Jing
Jing

Reputation: 945

Numpy Slicing slow?

Hi I am running scientific computing using numpy + numba. I've realized that numpy array addition in-place is very slow... compared to matlab

here is the matlab code:

tic;
% A,B are 2-d matrices, ind may not be distinct
for ii=1:N 
    A(ind(ii),:) =  A(ind(ii),:) +  B(ii,:);
end
toc;

and here is the numpy code:

s = time.time()
# A,B are numpy.ndarray, ind may not be distinct
for k in xrange(N):
     A[ind[k],:] += B[k,:];
print time.time() - s

The result shows that numpy code is 10x slower than matlab... which confuses me a lot.

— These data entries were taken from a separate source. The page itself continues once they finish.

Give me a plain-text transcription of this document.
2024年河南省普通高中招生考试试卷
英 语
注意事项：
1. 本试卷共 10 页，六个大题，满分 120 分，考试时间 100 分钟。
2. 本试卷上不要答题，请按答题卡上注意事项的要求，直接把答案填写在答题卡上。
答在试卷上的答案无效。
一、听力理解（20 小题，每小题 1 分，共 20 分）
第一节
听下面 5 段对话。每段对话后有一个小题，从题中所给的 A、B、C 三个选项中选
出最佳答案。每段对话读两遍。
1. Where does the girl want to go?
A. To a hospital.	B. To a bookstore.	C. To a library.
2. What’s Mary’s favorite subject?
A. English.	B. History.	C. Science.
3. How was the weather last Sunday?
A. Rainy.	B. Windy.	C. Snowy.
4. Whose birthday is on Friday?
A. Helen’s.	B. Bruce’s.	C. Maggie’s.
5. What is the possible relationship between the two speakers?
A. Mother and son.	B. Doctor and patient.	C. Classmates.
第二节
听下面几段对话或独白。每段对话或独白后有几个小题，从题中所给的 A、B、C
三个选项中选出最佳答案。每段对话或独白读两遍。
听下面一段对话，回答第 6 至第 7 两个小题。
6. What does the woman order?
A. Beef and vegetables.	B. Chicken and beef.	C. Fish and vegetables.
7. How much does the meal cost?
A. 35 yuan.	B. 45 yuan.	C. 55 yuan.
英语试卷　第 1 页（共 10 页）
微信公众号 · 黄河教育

Moreover, when I pull the addition out of for loop, and just compare a single matrix addition with numpy.add, numpy and matlab seem to be comparable at speed.

One factor I know is that matlab uses JIT for version>=2012a to speed up for loop, but I tried numba on python code, it still does not speed up even a bit. I think this has to do with that numba has not touched numpy.add function at all, hence the performance does not change at all.

I am guessing that matlab does some sick caching for this case, hence it beats numpy dramatically.

Any suggestion on how to speed up numpy ?

Upvotes: 4

Views: 2079

Answers (2)

YXD
YXD

Reputation: 32521

Try

A[ind] += B[:N]

i.e. without any loop.

If ind could have duplicate elements, you can use np.add.at:

np.add.at(A, ind, B[:N])

Upvotes: 3

hpaulj
hpaulj

Reputation: 231690

Here'a version that uses dot matrix multiplication. It constructs a matrix of 1s and 0s from ind.

def bar(A,B,ind):
    K,M =B.shape
    N,M =A.shape
    I = np.zeros((N,K))
    I[ind,np.arange(K)] = 1
    return A+np.dot(I,B)

For a problem with sizes like K,M,N = 30,14,15 this is about 3x faster. But for larger ones like K,M,N = 300,100,150 it's a bit slower.